M6972593 required 93778449 steps to get from 4.37*10^{2098959} to 1. In the process the sequence took 13945185 first steps to expand by 9.58*10^{1227812} times.

Full statistics for M6972593 Collatz sequence is presented below.

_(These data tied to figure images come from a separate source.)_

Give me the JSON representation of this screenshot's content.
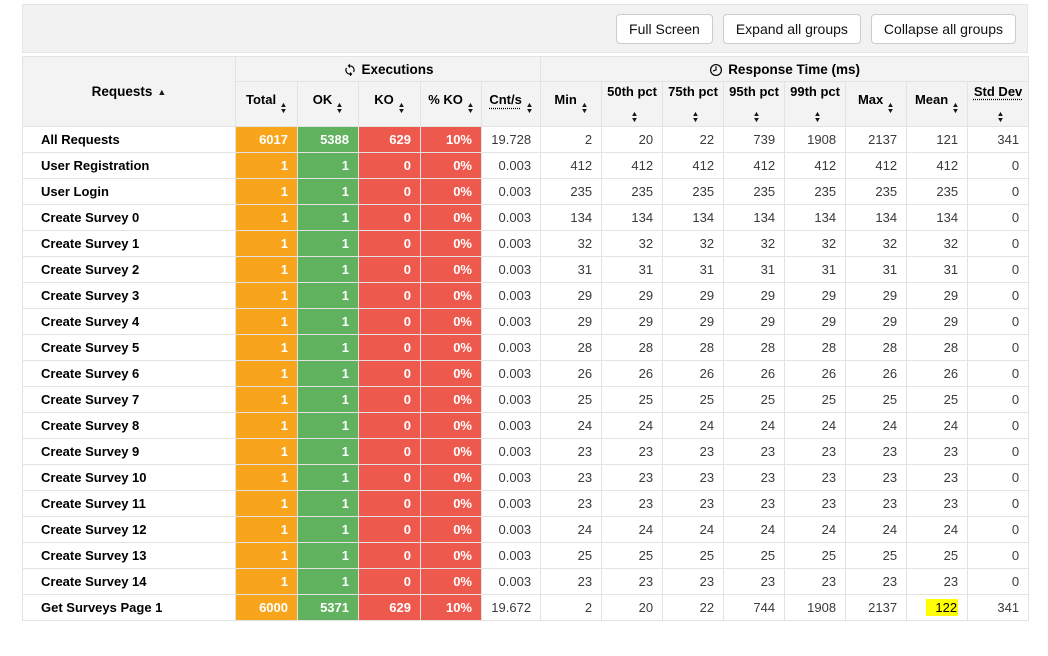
{
  "toolbar": {
    "full_screen": "Full Screen",
    "expand_all": "Expand all groups",
    "collapse_all": "Collapse all groups"
  },
  "table": {
    "requests_label": "Requests",
    "sort_ascending_indicator": "▲",
    "groups": {
      "executions": "Executions",
      "response_time": "Response Time (ms)"
    },
    "columns": {
      "total": "Total",
      "ok": "OK",
      "ko": "KO",
      "ko_pct": "% KO",
      "cnt": "Cnt/s",
      "min": "Min",
      "p50": "50th pct",
      "p75": "75th pct",
      "p95": "95th pct",
      "p99": "99th pct",
      "max": "Max",
      "mean": "Mean",
      "stddev": "Std Dev"
    },
    "accent_colors": {
      "total": "#F9A51B",
      "ok": "#60B25F",
      "ko": "#EE594E",
      "highlight": "#FFFF00"
    },
    "rows": [
      {
        "name": "All Requests",
        "total": "6017",
        "ok": "5388",
        "ko": "629",
        "ko_pct": "10%",
        "cnt": "19.728",
        "min": "2",
        "p50": "20",
        "p75": "22",
        "p95": "739",
        "p99": "1908",
        "max": "2137",
        "mean": "121",
        "stddev": "341"
      },
      {
        "name": "User Registration",
        "total": "1",
        "ok": "1",
        "ko": "0",
        "ko_pct": "0%",
        "cnt": "0.003",
        "min": "412",
        "p50": "412",
        "p75": "412",
        "p95": "412",
        "p99": "412",
        "max": "412",
        "mean": "412",
        "stddev": "0"
      },
      {
        "name": "User Login",
        "total": "1",
        "ok": "1",
        "ko": "0",
        "ko_pct": "0%",
        "cnt": "0.003",
        "min": "235",
        "p50": "235",
        "p75": "235",
        "p95": "235",
        "p99": "235",
        "max": "235",
        "mean": "235",
        "stddev": "0"
      },
      {
        "name": "Create Survey 0",
        "total": "1",
        "ok": "1",
        "ko": "0",
        "ko_pct": "0%",
        "cnt": "0.003",
        "min": "134",
        "p50": "134",
        "p75": "134",
        "p95": "134",
        "p99": "134",
        "max": "134",
        "mean": "134",
        "stddev": "0"
      },
      {
        "name": "Create Survey 1",
        "total": "1",
        "ok": "1",
        "ko": "0",
        "ko_pct": "0%",
        "cnt": "0.003",
        "min": "32",
        "p50": "32",
        "p75": "32",
        "p95": "32",
        "p99": "32",
        "max": "32",
        "mean": "32",
        "stddev": "0"
      },
      {
        "name": "Create Survey 2",
        "total": "1",
        "ok": "1",
        "ko": "0",
        "ko_pct": "0%",
        "cnt": "0.003",
        "min": "31",
        "p50": "31",
        "p75": "31",
        "p95": "31",
        "p99": "31",
        "max": "31",
        "mean": "31",
        "stddev": "0"
      },
      {
        "name": "Create Survey 3",
        "total": "1",
        "ok": "1",
        "ko": "0",
        "ko_pct": "0%",
        "cnt": "0.003",
        "min": "29",
        "p50": "29",
        "p75": "29",
        "p95": "29",
        "p99": "29",
        "max": "29",
        "mean": "29",
        "stddev": "0"
      },
      {
        "name": "Create Survey 4",
        "total": "1",
        "ok": "1",
        "ko": "0",
        "ko_pct": "0%",
        "cnt": "0.003",
        "min": "29",
        "p50": "29",
        "p75": "29",
        "p95": "29",
        "p99": "29",
        "max": "29",
        "mean": "29",
        "stddev": "0"
      },
      {
        "name": "Create Survey 5",
        "total": "1",
        "ok": "1",
        "ko": "0",
        "ko_pct": "0%",
        "cnt": "0.003",
        "min": "28",
        "p50": "28",
        "p75": "28",
        "p95": "28",
        "p99": "28",
        "max": "28",
        "mean": "28",
        "stddev": "0"
      },
      {
        "name": "Create Survey 6",
        "total": "1",
        "ok": "1",
        "ko": "0",
        "ko_pct": "0%",
        "cnt": "0.003",
        "min": "26",
        "p50": "26",
        "p75": "26",
        "p95": "26",
        "p99": "26",
        "max": "26",
        "mean": "26",
        "stddev": "0"
      },
      {
        "name": "Create Survey 7",
        "total": "1",
        "ok": "1",
        "ko": "0",
        "ko_pct": "0%",
        "cnt": "0.003",
        "min": "25",
        "p50": "25",
        "p75": "25",
        "p95": "25",
        "p99": "25",
        "max": "25",
        "mean": "25",
        "stddev": "0"
      },
      {
        "name": "Create Survey 8",
        "total": "1",
        "ok": "1",
        "ko": "0",
        "ko_pct": "0%",
        "cnt": "0.003",
        "min": "24",
        "p50": "24",
        "p75": "24",
        "p95": "24",
        "p99": "24",
        "max": "24",
        "mean": "24",
        "stddev": "0"
      },
      {
        "name": "Create Survey 9",
        "total": "1",
        "ok": "1",
        "ko": "0",
        "ko_pct": "0%",
        "cnt": "0.003",
        "min": "23",
        "p50": "23",
        "p75": "23",
        "p95": "23",
        "p99": "23",
        "max": "23",
        "mean": "23",
        "stddev": "0"
      },
      {
        "name": "Create Survey 10",
        "total": "1",
        "ok": "1",
        "ko": "0",
        "ko_pct": "0%",
        "cnt": "0.003",
        "min": "23",
        "p50": "23",
        "p75": "23",
        "p95": "23",
        "p99": "23",
        "max": "23",
        "mean": "23",
        "stddev": "0"
      },
      {
        "name": "Create Survey 11",
        "total": "1",
        "ok": "1",
        "ko": "0",
        "ko_pct": "0%",
        "cnt": "0.003",
        "min": "23",
        "p50": "23",
        "p75": "23",
        "p95": "23",
        "p99": "23",
        "max": "23",
        "mean": "23",
        "stddev": "0"
      },
      {
        "name": "Create Survey 12",
        "total": "1",
        "ok": "1",
        "ko": "0",
        "ko_pct": "0%",
        "cnt": "0.003",
        "min": "24",
        "p50": "24",
        "p75": "24",
        "p95": "24",
        "p99": "24",
        "max": "24",
        "mean": "24",
        "stddev": "0"
      },
      {
        "name": "Create Survey 13",
        "total": "1",
        "ok": "1",
        "ko": "0",
        "ko_pct": "0%",
        "cnt": "0.003",
        "min": "25",
        "p50": "25",
        "p75": "25",
        "p95": "25",
        "p99": "25",
        "max": "25",
        "mean": "25",
        "stddev": "0"
      },
      {
        "name": "Create Survey 14",
        "total": "1",
        "ok": "1",
        "ko": "0",
        "ko_pct": "0%",
        "cnt": "0.003",
        "min": "23",
        "p50": "23",
        "p75": "23",
        "p95": "23",
        "p99": "23",
        "max": "23",
        "mean": "23",
        "stddev": "0"
      },
      {
        "name": "Get Surveys Page 1",
        "total": "6000",
        "ok": "5371",
        "ko": "629",
        "ko_pct": "10%",
        "cnt": "19.672",
        "min": "2",
        "p50": "20",
        "p75": "22",
        "p95": "744",
        "p99": "1908",
        "max": "2137",
        "mean": "122",
        "stddev": "341",
        "mean_highlighted": true
      }
    ]
  }
}
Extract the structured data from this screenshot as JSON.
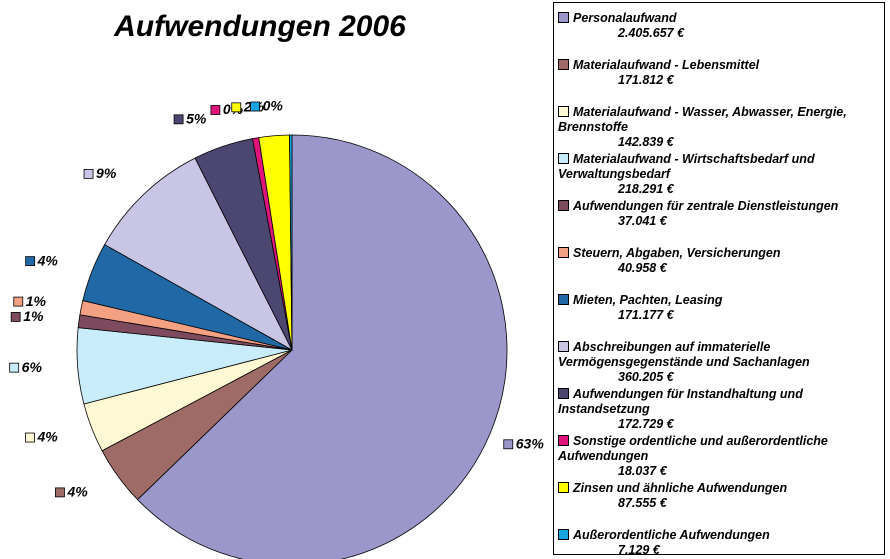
{
  "chart_data": {
    "type": "pie",
    "title": "Aufwendungen 2006",
    "categories": [
      "Personalaufwand",
      "Materialaufwand - Lebensmittel",
      "Materialaufwand - Wasser, Abwasser, Energie, Brennstoffe",
      "Materialaufwand - Wirtschaftsbedarf und Verwaltungsbedarf",
      "Aufwendungen für zentrale Dienstleistungen",
      "Steuern, Abgaben, Versicherungen",
      "Mieten, Pachten, Leasing",
      "Abschreibungen auf immaterielle Vermögensgegenstände und Sachanlagen",
      "Aufwendungen für Instandhaltung und Instandsetzung",
      "Sonstige ordentliche und außerordentliche Aufwendungen",
      "Zinsen und ähnliche Aufwendungen",
      "Außerordentliche Aufwendungen"
    ],
    "values": [
      2405657,
      171812,
      142839,
      218291,
      37041,
      40958,
      171177,
      360205,
      172729,
      18037,
      87555,
      7129
    ],
    "value_labels": [
      "2.405.657 €",
      "171.812 €",
      "142.839 €",
      "218.291 €",
      "37.041 €",
      "40.958 €",
      "171.177 €",
      "360.205 €",
      "172.729 €",
      "18.037 €",
      "87.555 €",
      "7.129 €"
    ],
    "percent_labels": [
      "63%",
      "4%",
      "4%",
      "6%",
      "1%",
      "1%",
      "4%",
      "9%",
      "5%",
      "0%",
      "2%",
      "0%"
    ],
    "colors": [
      "#9b97cb",
      "#9e6b66",
      "#fff8d4",
      "#c8ecfa",
      "#7d4a5e",
      "#f4a083",
      "#2068a6",
      "#c9c5e4",
      "#4b4770",
      "#e0147a",
      "#ffff00",
      "#1aa5e0"
    ],
    "legend": "right"
  }
}
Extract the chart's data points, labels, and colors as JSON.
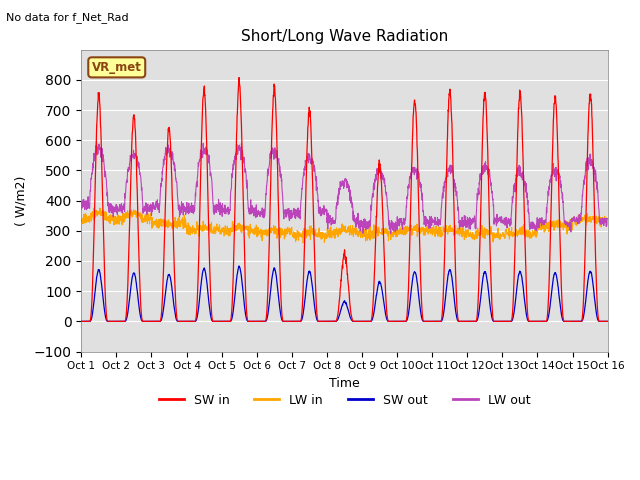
{
  "title": "Short/Long Wave Radiation",
  "xlabel": "Time",
  "ylabel": "( W/m2)",
  "ylim": [
    -100,
    900
  ],
  "yticks": [
    -100,
    0,
    100,
    200,
    300,
    400,
    500,
    600,
    700,
    800
  ],
  "xlim": [
    0,
    15
  ],
  "xtick_labels": [
    "Oct 1",
    "Oct 2",
    "Oct 3",
    "Oct 4",
    "Oct 5",
    "Oct 6",
    "Oct 7",
    "Oct 8",
    "Oct 9",
    "Oct 10",
    "Oct 11",
    "Oct 12",
    "Oct 13",
    "Oct 14",
    "Oct 15",
    "Oct 16"
  ],
  "no_data_text": "No data for f_Net_Rad",
  "dataset_label_text": "VR_met",
  "colors": {
    "SW_in": "#ff0000",
    "LW_in": "#ffa500",
    "SW_out": "#0000cc",
    "LW_out": "#bb44bb"
  },
  "legend_labels": [
    "SW in",
    "LW in",
    "SW out",
    "LW out"
  ],
  "background_color": "#e0e0e0",
  "grid_color": "#ffffff",
  "SW_in_peaks": [
    750,
    680,
    640,
    770,
    790,
    775,
    700,
    220,
    520,
    735,
    760,
    760,
    760,
    740,
    750
  ],
  "LW_out_day": [
    580,
    555,
    570,
    570,
    575,
    570,
    545,
    460,
    500,
    505,
    505,
    505,
    505,
    500,
    545
  ],
  "LW_out_night": [
    385,
    375,
    375,
    375,
    370,
    360,
    355,
    330,
    320,
    330,
    330,
    330,
    330,
    330,
    340
  ],
  "LW_in_day": [
    360,
    360,
    325,
    310,
    310,
    300,
    295,
    305,
    300,
    305,
    305,
    295,
    295,
    320,
    340
  ],
  "LW_in_night": [
    340,
    340,
    325,
    305,
    300,
    295,
    285,
    295,
    290,
    300,
    295,
    285,
    290,
    315,
    335
  ],
  "SW_out_peaks": [
    170,
    160,
    155,
    175,
    180,
    175,
    165,
    65,
    130,
    165,
    170,
    165,
    165,
    160,
    165
  ],
  "n_days": 15,
  "pts_per_day": 144
}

TESTED COLLATZ SEQUENCE FOR M6972593 HAS THE FOLLOWING STATISTICS:

NUMBER(N) = 4.370757E+2098959

DIGITS in NUMBER(N) = 2098960

BITS in NUMBER(N) = 6972593

MAXIMUM(N) = 4.186389E+3326772

DIGITS in MAXIMUM(N) = 3326773

BITS in MAXIMUM(N) = 11051300

STEPS to MAXIMUM(N) = 13945185

BASIC EXPANSION(N) = 9.578176E+1227812

DIGITS in BASIC EXPANSION(N) = 1227813

BITS in BASIC EXPANSION(N) = 4078707

EXPANSION(N) = 0.00

DIGITS in EXPANSION(N) = 0

BITS in EXPANSION(N) = 0

GLIDE(N) = 43405398 (46.3%)

EVEN(N) = 60197360 (64.2%)

ODD(N) = 33581089 (35.8%)

DELAY(N) = 93778449 (100.0%)

COMPLETENESS(N) = 0.557850

RESIDUE(N) = 1.149990E+0

GAMMA(N) = 12.455400

STRENGTH(N) = -12686635

LEVEL(N) = 1585830

The definitions for presented parameters are given at Eric Roosendaal’s site.

The next number that we test will be the 39th Mersenne prime M13466917.